Die Grenztänzerin

Nackte Körper im Flug

Was haben Pirouette, Plié und Pas de deux mit Pornos zu tun? Die formalisierten Ballettposen waren ursprünglich dazu gedacht, „männliche Zuschauer aufzugeilen“, erklärt uns die gefeierte Wiener Choreografin Florentina Holzinger. Ihre Performances brechen mit dem rigiden Schönheits- und Körperkult des klassischen Balletts. Denn die einzigen Grenzen sind die eigenen – und diese gilt es für die widerständige Künstlerin immer wieder zu überwinden. 

Lena Stefflitsch: Deine Arbeit wird oft als radikal, progressiv, feministisch oder gar pornografisch bezeichnet. Was hältst Du von diesen Bewertungen?

Florentina Holzinger: Ich finde sie lustig und nehme sie nicht so ernst. In Österreich bekommt man immer rasch ein Label übergestülpt – das ist halt ein bisschen Provinzgehabe.

Das heißt, Du selbst findest Deine Performances nicht radikal oder extrem?

Ok, ja! Das ist wahrscheinlich die erste Show, bei der ich zugeben würde, dass da Dinge passieren, die körperlich schon extrem sind. Für das Publikum ist in einer Theatersituation aber nicht unbedingt transparent, was wirklich herausfordernd ist. Vieles, was wirklich körperlich ans Limit geht, sieht vollkommen normal aus und umgekehrt. Ich finde es persönlich krasser, wenn sich jemand harte Drogen reinzieht, als wenn sich jemand an der eigenen Haut aufhängt, doch sich jahrelang eine gewisse Schmerztoleranz diesbezüglich antrainiert hat. Unsere Stunts erfordern auf alle Fälle große technische Sorgfalt, damit nichts passiert.
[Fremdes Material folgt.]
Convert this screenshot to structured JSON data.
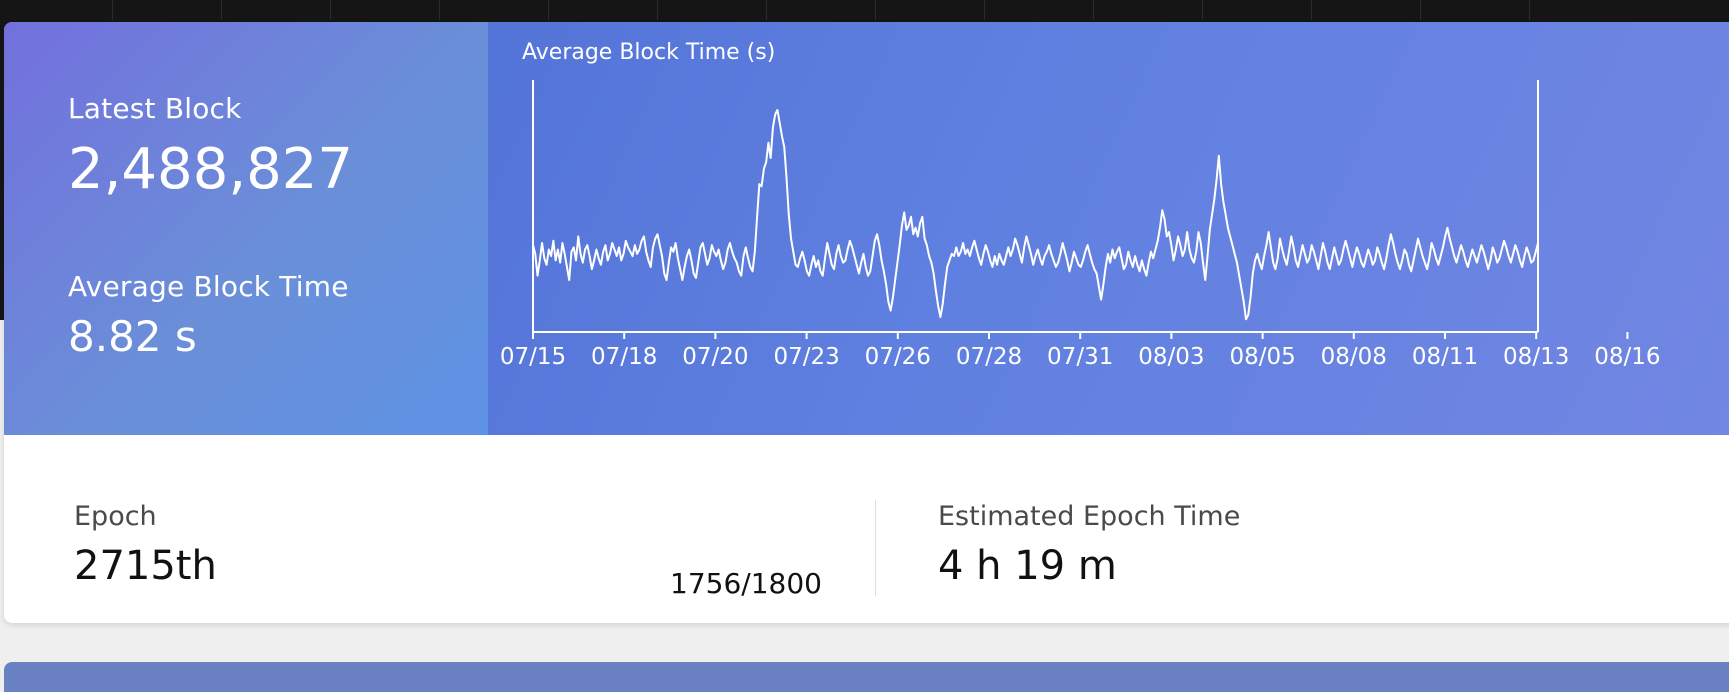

„Ich befasse mich eigentlich nie mit Schmerz als Thema. Ich bin der Mega-Hippie.“

In Norwegen 2013 ist dann doch mal was passiert. Bei einer Performance in einer Fabrikshalle warst Du kopfüber aufgehängt. Eine Halterung hatte sich von Decke gelöst, und Du bist hart auf den Boden geprallt. Den Umständen entsprechend kamst Du noch mal glimpflich, mit mehr oder weniger schlimmen Verletzungen, davon. Was hast Du daraus gelernt?

Mir ist klar geworden, dass man technisch schon sehr genau Bescheid wissen muss, wo man sich wie aufhängt. Ich hatte eigentlich immer so eine „Jackass“-Mentalität, auf die Art: „Ja, probieren wir das aus, hängen wir uns da hin“, aber ich komme ja nicht vom Zirkus und kenne mich überhaupt nicht gut aus. Diese Scheiß-drauf-Haltung kann man bei sich selbst an den Tag legen, aber mit dem Leben von anderen zu spielen geht überhaupt nicht. 
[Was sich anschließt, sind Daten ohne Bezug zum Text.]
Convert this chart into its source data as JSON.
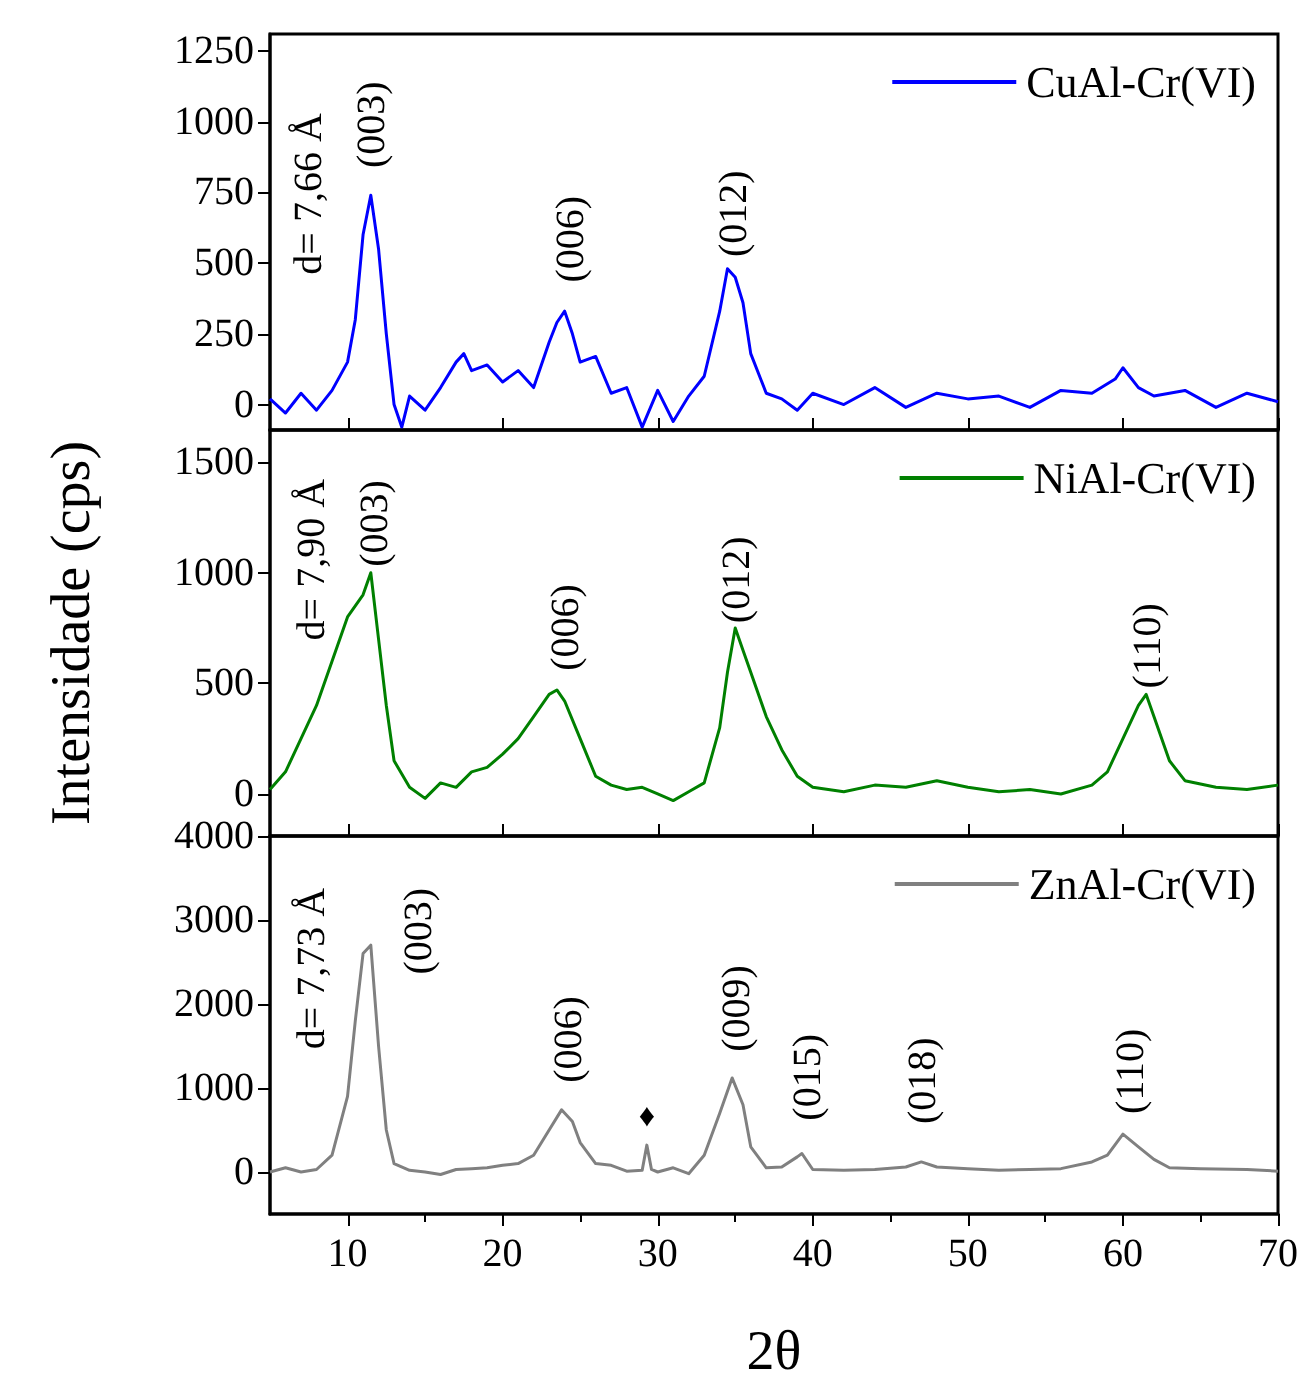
{
  "chart_data": [
    {
      "type": "line",
      "xlim": [
        5,
        70
      ],
      "xticks": [
        10,
        20,
        30,
        40,
        50,
        60,
        70
      ],
      "ylim": [
        -90,
        1310
      ],
      "yticks": [
        0,
        250,
        500,
        750,
        1000,
        1250
      ],
      "tick_labels": "y",
      "legend": "top right",
      "line_style": "solid",
      "marker": "none",
      "series": [
        {
          "name": "CuAl-Cr(VI)",
          "color": "#0000ff",
          "x": [
            5,
            6,
            7,
            8,
            9,
            10,
            10.5,
            11,
            11.5,
            12,
            12.5,
            13,
            13.5,
            14,
            15,
            16,
            17,
            17.5,
            18,
            19,
            20,
            21,
            22,
            23,
            23.5,
            24,
            24.5,
            25,
            26,
            27,
            28,
            29,
            30,
            31,
            32,
            33,
            34,
            34.5,
            35,
            35.5,
            36,
            37,
            38,
            39,
            40,
            42,
            44,
            46,
            48,
            50,
            52,
            54,
            56,
            58,
            59.5,
            60,
            61,
            62,
            64,
            66,
            68,
            70
          ],
          "values": [
            20,
            -30,
            40,
            -20,
            50,
            150,
            300,
            600,
            740,
            550,
            250,
            0,
            -80,
            30,
            -20,
            60,
            150,
            180,
            120,
            140,
            80,
            120,
            60,
            220,
            290,
            330,
            250,
            150,
            170,
            40,
            60,
            -80,
            50,
            -60,
            30,
            100,
            330,
            480,
            450,
            360,
            180,
            40,
            20,
            -20,
            40,
            0,
            60,
            -10,
            40,
            20,
            30,
            -10,
            50,
            40,
            90,
            130,
            60,
            30,
            50,
            -10,
            40,
            10
          ]
        }
      ],
      "annotations": [
        "d= 7,66 Å",
        "(003)",
        "(006)",
        "(012)"
      ]
    },
    {
      "type": "line",
      "xlim": [
        5,
        70
      ],
      "xticks": [
        10,
        20,
        30,
        40,
        50,
        60,
        70
      ],
      "ylim": [
        -190,
        1645
      ],
      "yticks": [
        0,
        500,
        1000,
        1500
      ],
      "tick_labels": "y",
      "legend": "top right",
      "line_style": "solid",
      "marker": "none",
      "ylabel": "Intensidade (cps)",
      "series": [
        {
          "name": "NiAl-Cr(VI)",
          "color": "#008000",
          "x": [
            5,
            6,
            7,
            8,
            9,
            10,
            10.5,
            11,
            11.5,
            12,
            12.5,
            13,
            14,
            15,
            16,
            17,
            18,
            19,
            20,
            21,
            22,
            23,
            23.5,
            24,
            25,
            26,
            27,
            28,
            29,
            30,
            31,
            32,
            33,
            34,
            34.5,
            35,
            35.5,
            36,
            37,
            38,
            39,
            40,
            42,
            44,
            46,
            48,
            50,
            52,
            54,
            56,
            58,
            59,
            60,
            61,
            61.5,
            62,
            63,
            64,
            66,
            68,
            70
          ],
          "values": [
            20,
            100,
            250,
            400,
            600,
            800,
            850,
            900,
            1000,
            700,
            400,
            150,
            30,
            -20,
            50,
            30,
            100,
            120,
            180,
            250,
            350,
            450,
            470,
            420,
            250,
            80,
            40,
            20,
            30,
            0,
            -30,
            10,
            50,
            300,
            550,
            750,
            650,
            550,
            350,
            200,
            80,
            30,
            10,
            40,
            30,
            60,
            30,
            10,
            20,
            0,
            40,
            100,
            250,
            400,
            450,
            350,
            150,
            60,
            30,
            20,
            40
          ]
        }
      ],
      "annotations": [
        "d= 7,90 Å",
        "(003)",
        "(006)",
        "(012)",
        "(110)"
      ]
    },
    {
      "type": "line",
      "xlim": [
        5,
        70
      ],
      "xticks": [
        10,
        20,
        30,
        40,
        50,
        60,
        70
      ],
      "ylim": [
        -500,
        4000
      ],
      "yticks": [
        0,
        1000,
        2000,
        3000,
        4000
      ],
      "legend": "top right",
      "line_style": "solid",
      "marker": "none",
      "xlabel": "2θ",
      "series": [
        {
          "name": "ZnAl-Cr(VI)",
          "color": "#808080",
          "x": [
            5,
            6,
            7,
            8,
            9,
            10,
            10.5,
            11,
            11.5,
            12,
            12.5,
            13,
            14,
            15,
            16,
            17,
            18,
            19,
            20,
            21,
            22,
            23,
            23.8,
            24.5,
            25,
            26,
            27,
            28,
            29,
            29.3,
            29.6,
            30,
            31,
            32,
            33,
            34,
            34.8,
            35.5,
            36,
            37,
            38,
            39,
            39.3,
            40,
            42,
            44,
            46,
            47,
            48,
            50,
            52,
            54,
            56,
            58,
            59,
            60,
            61,
            62,
            63,
            65,
            68,
            70
          ],
          "values": [
            0,
            50,
            0,
            30,
            200,
            900,
            1800,
            2600,
            2700,
            1500,
            500,
            100,
            20,
            0,
            -30,
            30,
            40,
            50,
            80,
            100,
            200,
            500,
            740,
            600,
            350,
            100,
            80,
            10,
            20,
            320,
            30,
            0,
            50,
            -20,
            200,
            700,
            1120,
            800,
            300,
            50,
            60,
            180,
            220,
            30,
            20,
            30,
            60,
            120,
            60,
            40,
            20,
            30,
            40,
            120,
            200,
            450,
            300,
            150,
            50,
            40,
            30,
            10
          ]
        }
      ],
      "annotations": [
        "d= 7,73 Å",
        "(003)",
        "(006)",
        "♦",
        "(009)",
        "(015)",
        "(018)",
        "(110)"
      ]
    }
  ]
}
Themen wie Schmerz – oder die Illusion davon – kommen in Deinen Stücken immer wieder vor. Welche physischen und seelischen Schmerzen verarbeitest Du mit ihnen?

Ich befasse mich eigentlich nie mit Schmerz als Thema. Nein, nein, ich bin viel mehr mit Sachen beschäftigt, die sich gut anfühlen. Ich bin der Mega-Hippie diesbezüglich. Ich spiele aber gerne mit der Idee, was für andere Leute schmerzhaft wirkt. Denn auch bei der Body Suspension geht es denjenigen, die sie ausüben, hauptsächlich darum, sich gut zu fühlen. Man kann das Stück TANZ auch anders lesen. Ich versuche, eine Art von Traumata im Bezug darauf zu verarbeiten, wie der Frauenkörper im Tanz, im Speziellen im Ballett, seit dem frühen 19. Jahrhundert behandelt und ausgestellt wird. Ich versuche aber weniger, den masochistischen Aspekt herauszuarbeiten als eher einen humorvollen. Gleichzeitig ist es auch eine Hommage an das Ballett und seinen rigiden Formalismus.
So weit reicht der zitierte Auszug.